Résumé du carré jaune des fenêtres

Salut, bonjour, enchanté mon fils. 
Tu n’es pas encore né, moi je t’attends et j’attends de mourir, alors je t’écris.

Je vais te raconter ta mère, nous, notre vie, elle aura été belle, je crois, malgré la routine, malgré la solitude, malgré nous surtout.

Je t’écris pour être le père que je ne pourrais pas être, pour rattraper je ne sais quoi d’héritage, pour t’apprendre qu’on ne regarde jamais les autres que par le carré jaune des fenêtres.

Plus précisément, puisque j’ai plus de place ici que sur une 4e de couverture, le carré jaune, c’est l’histoire d’un homme qui va mourir et qui le sait, qui pendant ses derniers mois écrit une longue lettre en forme de testament, adressée à son fils à naître. Il y raconte sa vie, bien sûr, un peu du monde, un peu le couple, son histoire avec Julie, la mère de l’enfant. Il donne son intimité toute entière, pour chercher à laisser une trace, à être tangible, le plus possible, dans la vie de son fils qui n’aura jamais de père.

Pourquoi ce livre ?

Si vous avez lu mes autres articles, vous savez que j’aime découper un livre en trois matériaux : le récit, le style, le thème.

Pour le récit, on vient d’en parler, je voulais une histoire extrêmement quotidienne, il n’y a rien d’extraordinaire dans leur vie, couple banal, vie banale, mort banale. Ces personnages ne sont pas de grands héros tragiques, rien de fascinant au fond, et justement c’est ça qui m’intéressait, parce que nos vies sont rarement fascinantes et pourtant on peut en faire des romans.
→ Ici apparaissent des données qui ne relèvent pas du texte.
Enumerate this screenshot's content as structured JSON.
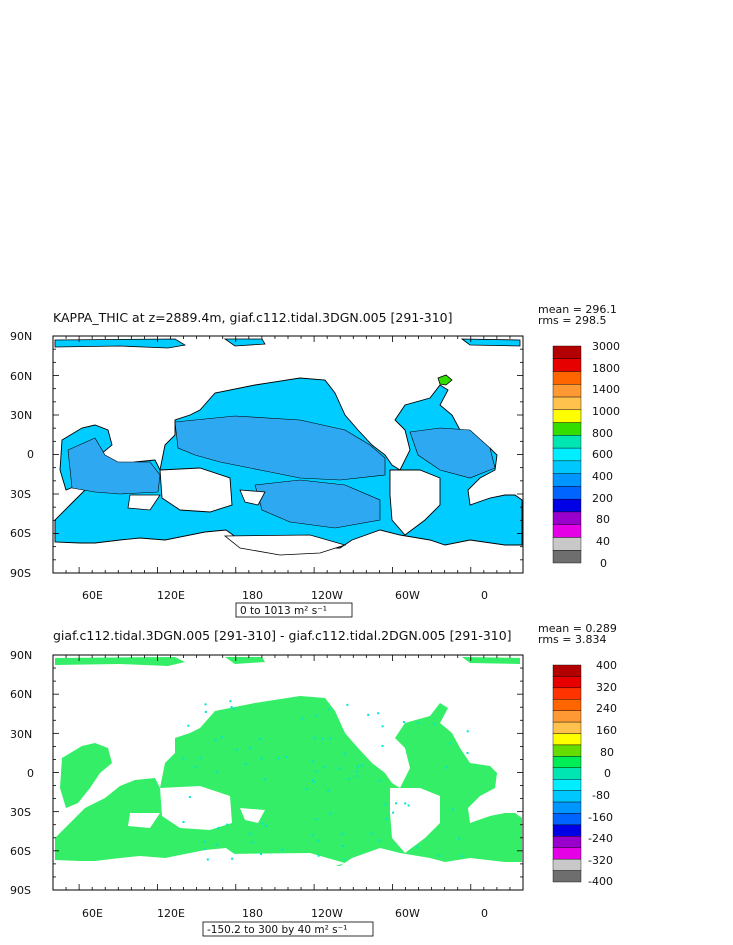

Le style, qui avait été ma préoccupation première sur le livre dont vous êtes la victime, ici m’a posé pas mal de problèmes. Je voulais quelque chose d’intime, puisque c’est un père qui parle à son fils, de suffisamment écrit tout de même, puisque cette lettre devient un roman. J’ai laissé parler mes imperfections, des entorses à la syntaxe, pour faire entendre une voix qui serait la mienne. J’ai souhaité trouver de la beauté dans une écriture proche de l’oralité.

Le thème, plutôt les thèmes, c’est cette partie qui a été à l’origine du roman. La mort, bien sûr, mais ce n’est pas un roman sur la mort, ni sur la maladie, elles sont là dans la vie d’Antonin, ce père, sans y être au centre. L’idée de vocation, des rêves, puisque Antonin raconte la jeunesse des personnages. Les rêves déçus puisqu’ils n’aboutiront pas, ou peu. Les différences face à cela entre les personnages. Et puis la routine, par suite, qui s’installe, dans le couple, autre grande matrice du roman, dans la vie aux rêves déçus, la routine ambiguë parce qu’ennemie et rassurante à la fois. Enfin, la solitude comme dernier grand thème, solitude par impossibilité de se comprendre, même après dix ans de couple, parce que les mots ne veulent pas dire la même chose pour celui qui les prononce et celui qui les reçoit, parce que les souvenirs n’ont pas la même connotation, aussi parce que les actions sont parfois des trahisons de la pensée, alors la solitude qui isole les êtres, on ne regarde la vie des autres que par le carré jaune des fenêtres, la nuit.